2. Aus Anlass dieses Verfahrens entstanden beim UVS Bedenken ob der Gesetzmäßigkeit der angewendeten Bestimmungen der Lebensmittelhygieneverordnung.
Gestützt auf Art140 Abs1 B-VG (richtig: Art139 Abs1 B-VG) iVm Art129a Abs3 und Art89 Abs2 B-VG stellt der UVS daher den beim Verfassungsgerichtshof am 4. September 2003 eingelangten und zu V107/03 protokollierten Antrag,
"§3 der Verordnung der Bundesministerin für Frauenangelegenheiten und Verbraucherschutz über allgemeine Lebensmittelhygiene (Lebensmittelhygieneverordnung), BGBl.
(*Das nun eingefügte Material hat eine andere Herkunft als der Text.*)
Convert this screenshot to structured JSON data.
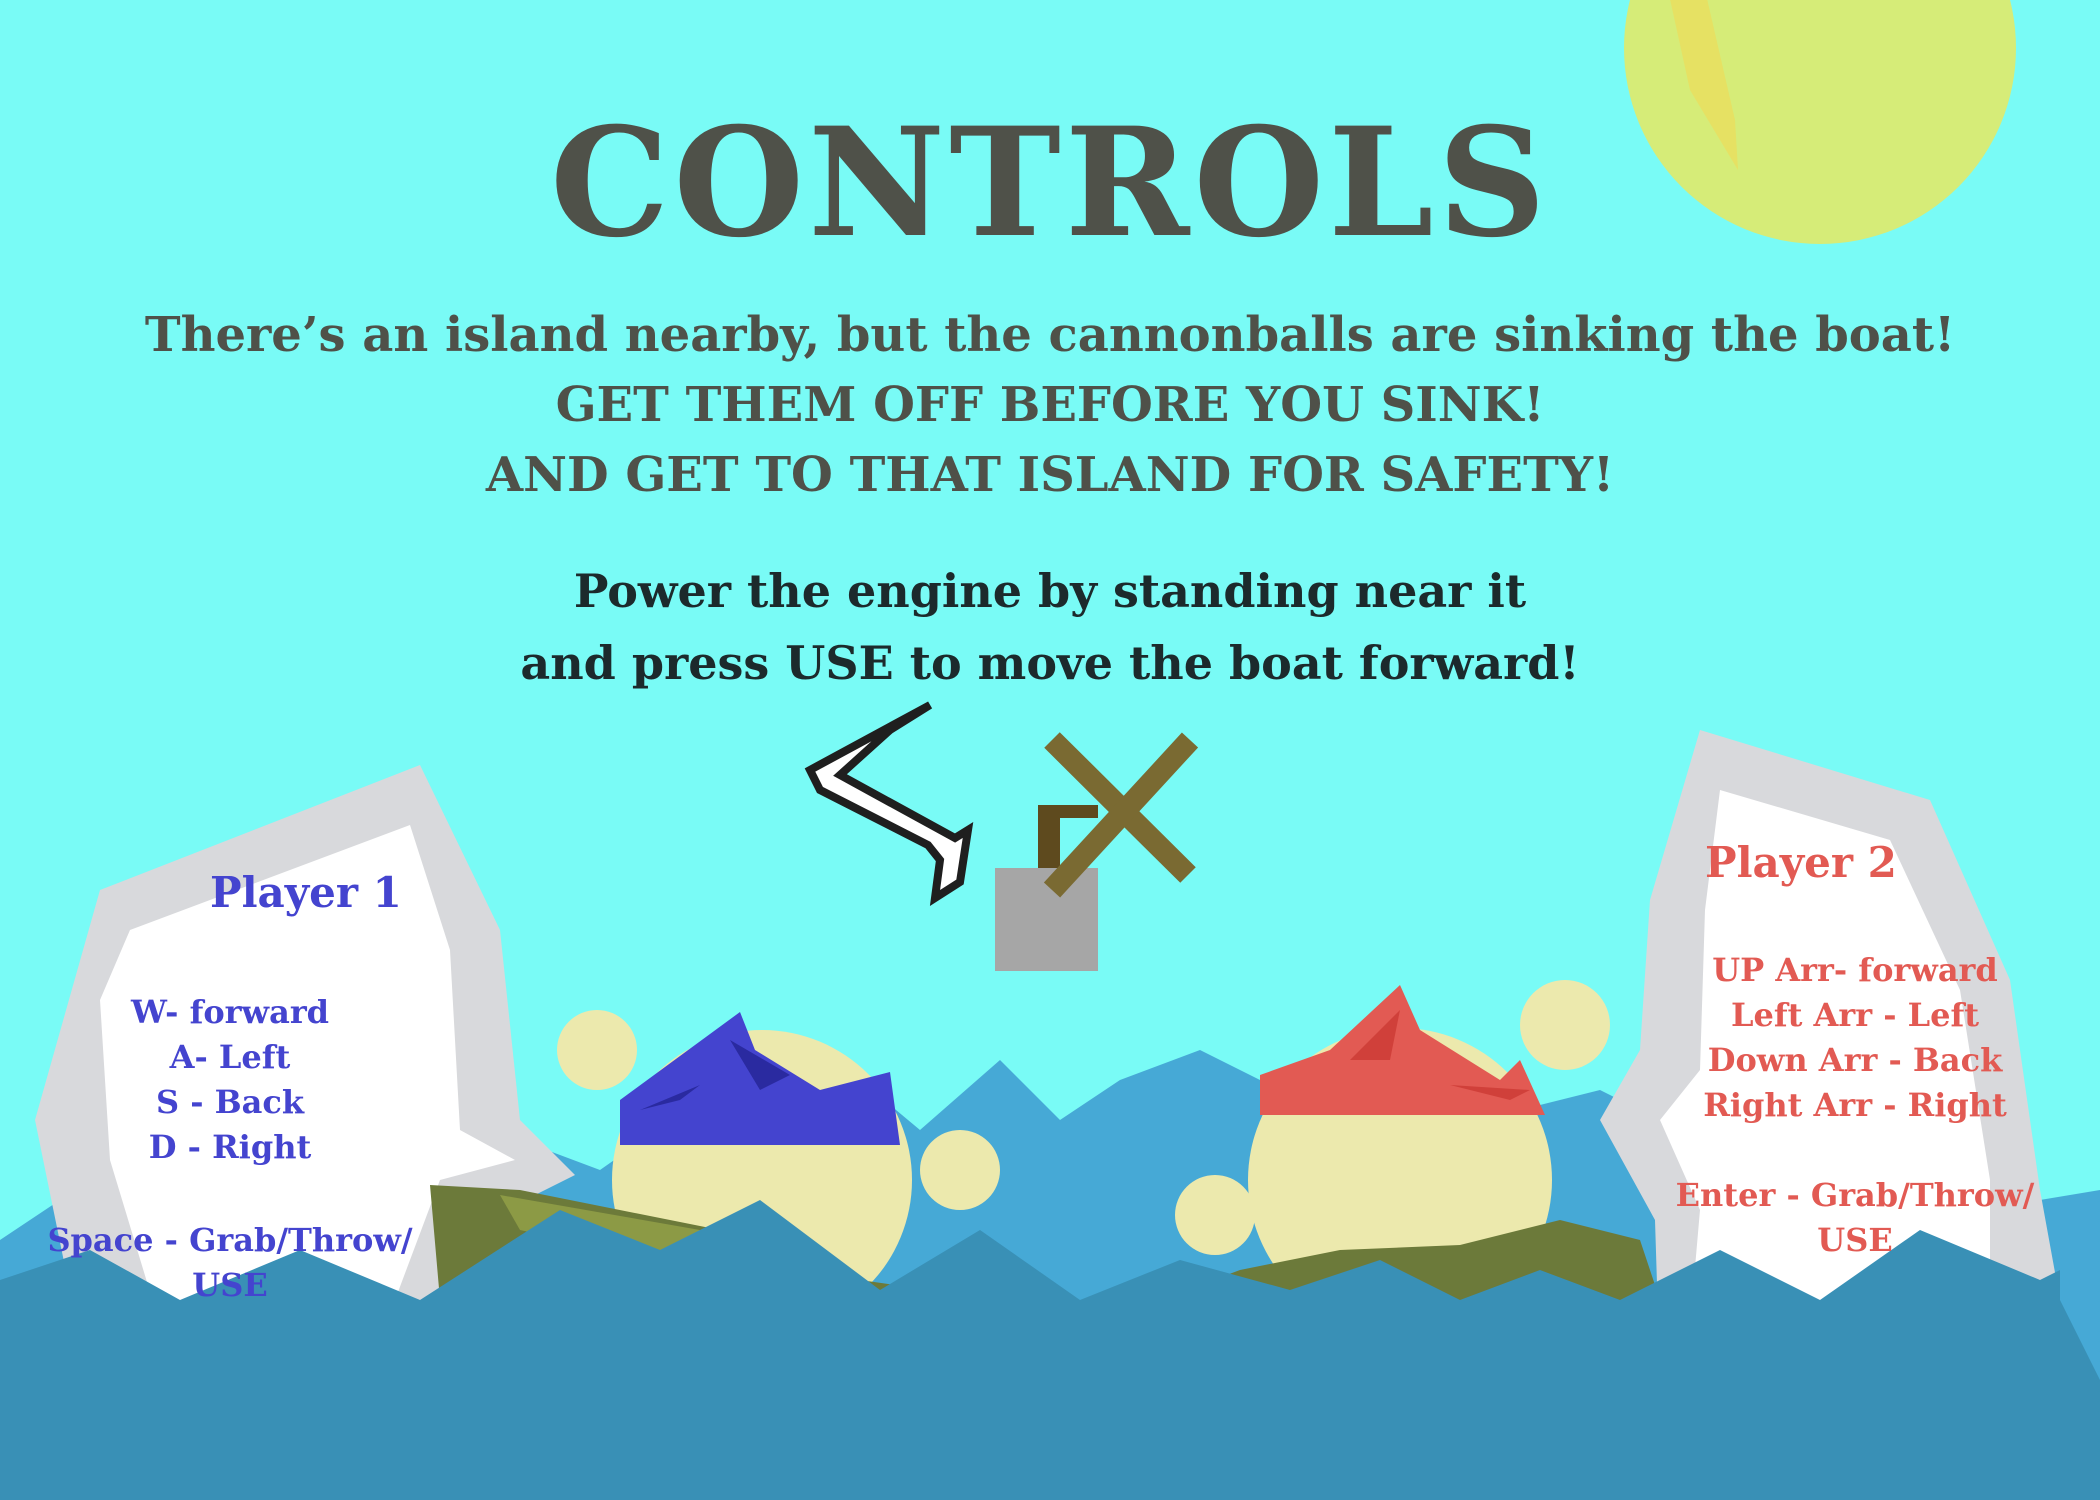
{
  "title": "CONTROLS",
  "intro": {
    "line1": "There’s an island nearby, but the cannonballs are sinking the boat!",
    "line2": "GET THEM OFF BEFORE YOU SINK!",
    "line3": "AND GET TO THAT ISLAND FOR SAFETY!"
  },
  "engine_hint": {
    "line1": "Power the engine by standing near it",
    "line2": "and press USE to move the boat forward!"
  },
  "player1": {
    "title": "Player 1",
    "color": "#4444cf",
    "controls": [
      "W- forward",
      "A- Left",
      "S - Back",
      "D - Right"
    ],
    "action_line1": "Space - Grab/Throw/",
    "action_line2": "USE"
  },
  "player2": {
    "title": "Player 2",
    "color": "#e25a53",
    "controls": [
      "UP Arr- forward",
      "Left Arr - Left",
      "Down Arr - Back",
      "Right Arr - Right"
    ],
    "action_line1": "Enter - Grab/Throw/",
    "action_line2": "USE"
  },
  "colors": {
    "sky": "#79fbf6",
    "sun": "#d6ec78",
    "water_dark": "#3990b6",
    "water_light": "#46a9d6",
    "boat": "#6c7a3a",
    "title_text": "#4f5149"
  },
  "icons": {
    "sun": "sun-icon",
    "arrow": "pointer-arrow-icon",
    "engine": "engine-windmill-icon"
  }
}
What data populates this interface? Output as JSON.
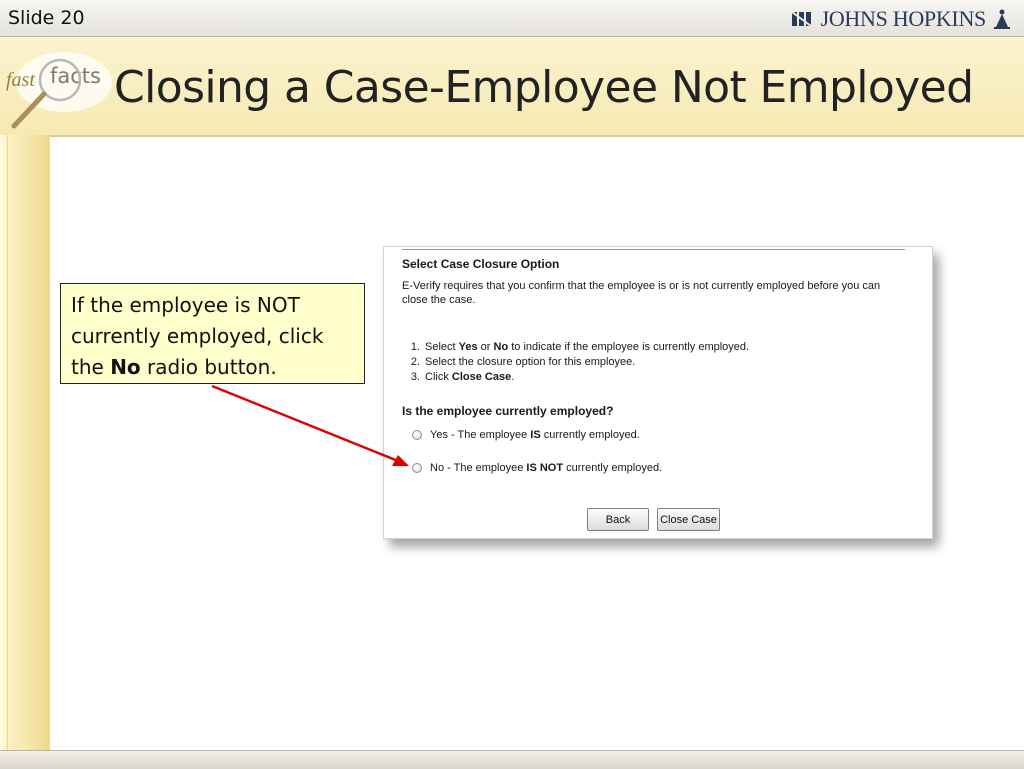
{
  "slide": {
    "number_label": "Slide 20",
    "title": "Closing a Case-Employee Not Employed"
  },
  "brand": {
    "name": "JOHNS HOPKINS",
    "logo": {
      "fast": "fast",
      "facts": "facts"
    }
  },
  "callout": {
    "text_before": "If the employee is NOT currently employed, click the ",
    "emphasis": "No",
    "text_after": " radio button."
  },
  "form": {
    "heading": "Select Case Closure Option",
    "intro": "E-Verify requires that you confirm that the employee is or is not currently employed before you can close the case.",
    "steps": [
      {
        "num": "1.",
        "pre": "Select ",
        "b1": "Yes",
        "mid": " or ",
        "b2": "No",
        "post": " to indicate if the employee is currently employed."
      },
      {
        "num": "2.",
        "text": "Select the closure option for this employee."
      },
      {
        "num": "3.",
        "pre": "Click ",
        "b1": "Close Case",
        "post": "."
      }
    ],
    "question": "Is the employee currently employed?",
    "options": [
      {
        "pre": "Yes - The employee ",
        "bold": "IS",
        "post": " currently employed.",
        "selected": false
      },
      {
        "pre": "No - The employee ",
        "bold": "IS NOT",
        "post": " currently employed.",
        "selected": false
      }
    ],
    "buttons": {
      "back": "Back",
      "close_case": "Close Case"
    }
  },
  "colors": {
    "arrow": "#e00000",
    "callout_bg": "#ffffcc",
    "title_band": "#f8edbd",
    "brand": "#2a3a5c"
  },
  "icons": {
    "brand_shield": "shield-icon",
    "brand_figure": "figure-icon",
    "logo_magnifier": "magnifier-icon"
  }
}
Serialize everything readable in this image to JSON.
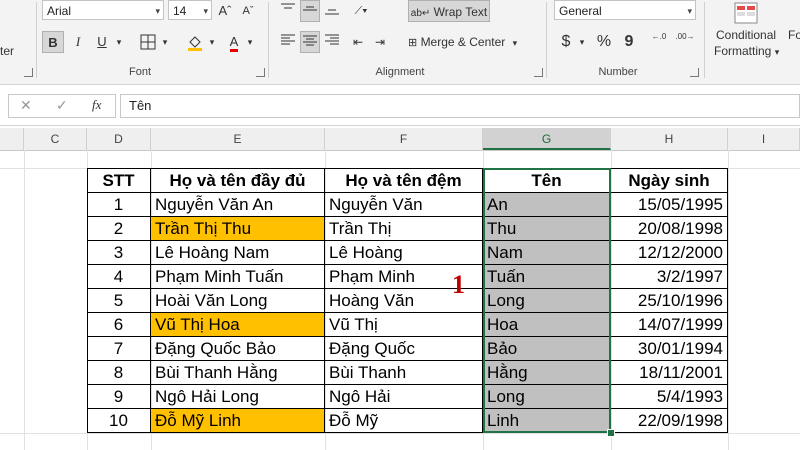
{
  "ribbon": {
    "font_name": "Arial",
    "font_size": "14",
    "wrap_text": "Wrap Text",
    "merge_center": "Merge & Center",
    "number_format": "General",
    "conditional_formatting_line1": "Conditional",
    "conditional_formatting_line2": "Formatting",
    "format_as_table_partial": "Fo",
    "clipboard_partial": "ter",
    "groups": {
      "font": "Font",
      "alignment": "Alignment",
      "number": "Number"
    },
    "bold": "B",
    "italic": "I",
    "underline": "U",
    "font_color_letter": "A",
    "font_grow": "Aˆ",
    "font_shrink": "Aˇ",
    "currency": "$",
    "percent": "%",
    "comma": "9",
    "dec_inc": "←.0",
    "dec_dec": ".00→"
  },
  "formula_bar": {
    "fx_label": "fx",
    "content": "Tên",
    "cancel_glyph": "✕",
    "enter_glyph": "✓"
  },
  "columns": [
    "C",
    "D",
    "E",
    "F",
    "G",
    "H",
    "I"
  ],
  "active_column": "G",
  "table": {
    "headers": [
      "STT",
      "Họ và tên đầy đủ",
      "Họ và tên đệm",
      "Tên",
      "Ngày sinh"
    ],
    "rows": [
      {
        "stt": "1",
        "full": "Nguyễn Văn An",
        "middle": "Nguyễn Văn",
        "first": "An",
        "dob": "15/05/1995",
        "highlight": false
      },
      {
        "stt": "2",
        "full": "Trần Thị Thu",
        "middle": "Trần Thị",
        "first": "Thu",
        "dob": "20/08/1998",
        "highlight": true
      },
      {
        "stt": "3",
        "full": "Lê Hoàng Nam",
        "middle": "Lê Hoàng",
        "first": "Nam",
        "dob": "12/12/2000",
        "highlight": false
      },
      {
        "stt": "4",
        "full": "Phạm Minh Tuấn",
        "middle": "Phạm Minh",
        "first": "Tuấn",
        "dob": "3/2/1997",
        "highlight": false
      },
      {
        "stt": "5",
        "full": "Hoài Văn Long",
        "middle": "Hoàng Văn",
        "first": "Long",
        "dob": "25/10/1996",
        "highlight": false
      },
      {
        "stt": "6",
        "full": "Vũ Thị Hoa",
        "middle": "Vũ Thị",
        "first": "Hoa",
        "dob": "14/07/1999",
        "highlight": true
      },
      {
        "stt": "7",
        "full": "Đặng Quốc Bảo",
        "middle": "Đặng Quốc",
        "first": "Bảo",
        "dob": "30/01/1994",
        "highlight": false
      },
      {
        "stt": "8",
        "full": "Bùi Thanh Hằng",
        "middle": "Bùi Thanh",
        "first": "Hằng",
        "dob": "18/11/2001",
        "highlight": false
      },
      {
        "stt": "9",
        "full": "Ngô Hải Long",
        "middle": "Ngô Hải",
        "first": "Long",
        "dob": "5/4/1993",
        "highlight": false
      },
      {
        "stt": "10",
        "full": "Đỗ Mỹ Linh",
        "middle": "Đỗ Mỹ",
        "first": "Linh",
        "dob": "22/09/1998",
        "highlight": true
      }
    ]
  },
  "annotation_marker": "1",
  "colors": {
    "highlight": "#ffc000",
    "selection_fill": "#c0c0c0",
    "selection_border": "#217346",
    "annotation": "#c00000"
  }
}
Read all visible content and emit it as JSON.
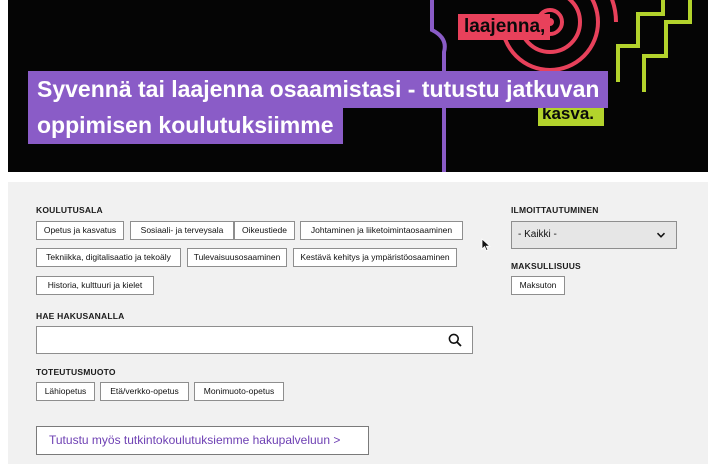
{
  "hero": {
    "title": "Syvennä tai laajenna osaamistasi - tutustu jatkuvan oppimisen koulutuksiimme",
    "tag_laajenna": "laajenna,",
    "tag_kasva": "kasva.",
    "colors": {
      "purple": "#8a5cc7",
      "pink": "#e8415b",
      "green": "#b3d32c",
      "background": "#050505"
    }
  },
  "filters": {
    "koulutusala": {
      "label": "KOULUTUSALA",
      "chips": [
        "Opetus ja kasvatus",
        "Sosiaali- ja terveysala",
        "Oikeustiede",
        "Johtaminen ja liiketoimintaosaaminen",
        "Tekniikka, digitalisaatio ja tekoäly",
        "Tulevaisuusosaaminen",
        "Kestävä kehitys ja ympäristöosaaminen",
        "Historia, kulttuuri ja kielet"
      ]
    },
    "ilmoittautuminen": {
      "label": "ILMOITTAUTUMINEN",
      "selected": "- Kaikki -"
    },
    "maksullisuus": {
      "label": "MAKSULLISUUS",
      "chips": [
        "Maksuton"
      ]
    },
    "search": {
      "label": "HAE HAKUSANALLA",
      "value": "",
      "placeholder": "",
      "icon": "search-icon"
    },
    "toteutusmuoto": {
      "label": "TOTEUTUSMUOTO",
      "chips": [
        "Lähiopetus",
        "Etä/verkko-opetus",
        "Monimuoto-opetus"
      ]
    }
  },
  "cta": {
    "label": "Tutustu myös tutkintokoulutuksiemme hakupalveluun >"
  }
}
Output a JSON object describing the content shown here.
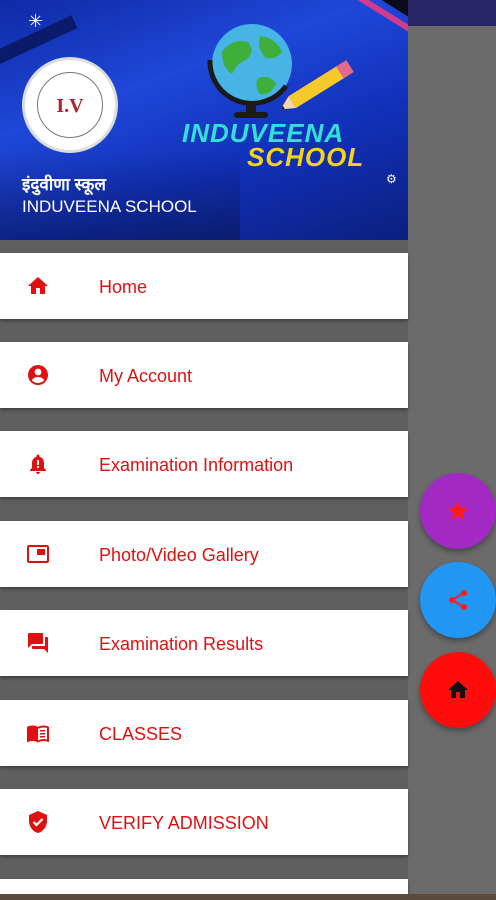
{
  "header": {
    "school_name_hindi": "इंदुवीणा स्कूल",
    "school_name_english": "INDUVEENA SCHOOL",
    "logo_text": "I.V",
    "banner_title_line1": "INDUVEENA",
    "banner_title_line2": "SCHOOL"
  },
  "menu": {
    "items": [
      {
        "label": "Home",
        "icon": "home-icon"
      },
      {
        "label": "My Account",
        "icon": "account-circle-icon"
      },
      {
        "label": "Examination Information",
        "icon": "notification-bell-icon"
      },
      {
        "label": "Photo/Video Gallery",
        "icon": "gallery-icon"
      },
      {
        "label": "Examination Results",
        "icon": "chat-results-icon"
      },
      {
        "label": "CLASSES",
        "icon": "book-icon"
      },
      {
        "label": "VERIFY ADMISSION",
        "icon": "verified-shield-icon"
      }
    ]
  },
  "fabs": [
    {
      "icon": "star-icon",
      "color": "#a229c4"
    },
    {
      "icon": "share-icon",
      "color": "#2196f3"
    },
    {
      "icon": "home-icon",
      "color": "#ff0d0d"
    }
  ],
  "colors": {
    "accent": "#e01010",
    "header_blue": "#1f47d8",
    "scrim": "#6b6b6b"
  }
}
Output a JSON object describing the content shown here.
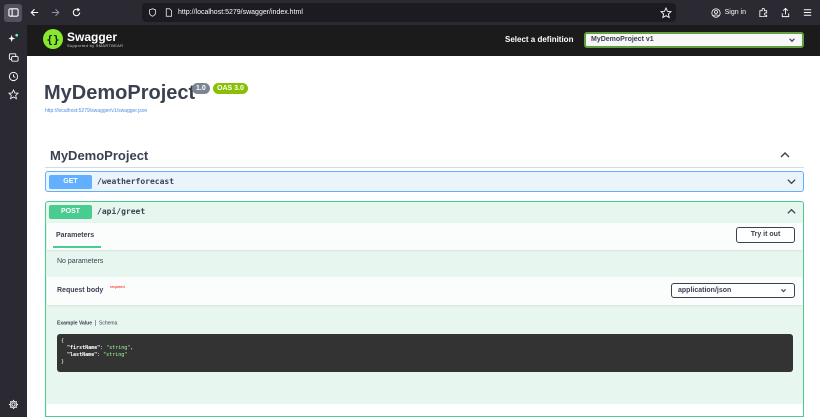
{
  "browser": {
    "url": "http://localhost:5279/swagger/index.html",
    "sign_in": "Sign in"
  },
  "header": {
    "logo_name": "Swagger",
    "logo_sub": "Supported by SMARTBEAR",
    "definition_label": "Select a definition",
    "definition_value": "MyDemoProject v1"
  },
  "info": {
    "title": "MyDemoProject",
    "version_badge": "1.0",
    "oas_badge": "OAS 3.0",
    "spec_link": "http://localhost:5279/swagger/v1/swagger.json"
  },
  "tag": {
    "name": "MyDemoProject"
  },
  "operations": [
    {
      "method": "GET",
      "path": "/weatherforecast"
    },
    {
      "method": "POST",
      "path": "/api/greet"
    }
  ],
  "post_details": {
    "parameters_tab": "Parameters",
    "try_button": "Try it out",
    "no_parameters": "No parameters",
    "request_body_label": "Request body",
    "required_label": "required",
    "content_type": "application/json",
    "example_value_tab": "Example Value",
    "schema_tab": "Schema",
    "code_open": "{",
    "code_line1_key": "\"firstName\"",
    "code_line1_val": "\"string\"",
    "code_line2_key": "\"lastName\"",
    "code_line2_val": "\"string\"",
    "code_close": "}"
  },
  "colors": {
    "swagger_green": "#85ea2d",
    "get_blue": "#61affe",
    "post_green": "#49cc90",
    "badge_gray": "#7d8492",
    "oas_green": "#89bf04"
  }
}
II Nr. 31/1998, in eventu die Worte 'angemessene' in §3 der Verordnung der Bundesministerin für Frauenangelegenheiten und Verbraucherschutz über allgemeine Lebensmittelhygiene (Lebensmittelhygieneverordnung), BGBl. II Nr. 31/1998, und 'wirksamer' in §3 litd der Verordnung der Bundesministerin für Frauenangelegenheiten und Verbraucherschutz über allgemeine Lebensmittelhygiene (Lebensmittelhygieneverordnung), BGBl. II Nr. 31/1998, als verfassungswidrig (richtig: gesetzwidrig) aufzuheben."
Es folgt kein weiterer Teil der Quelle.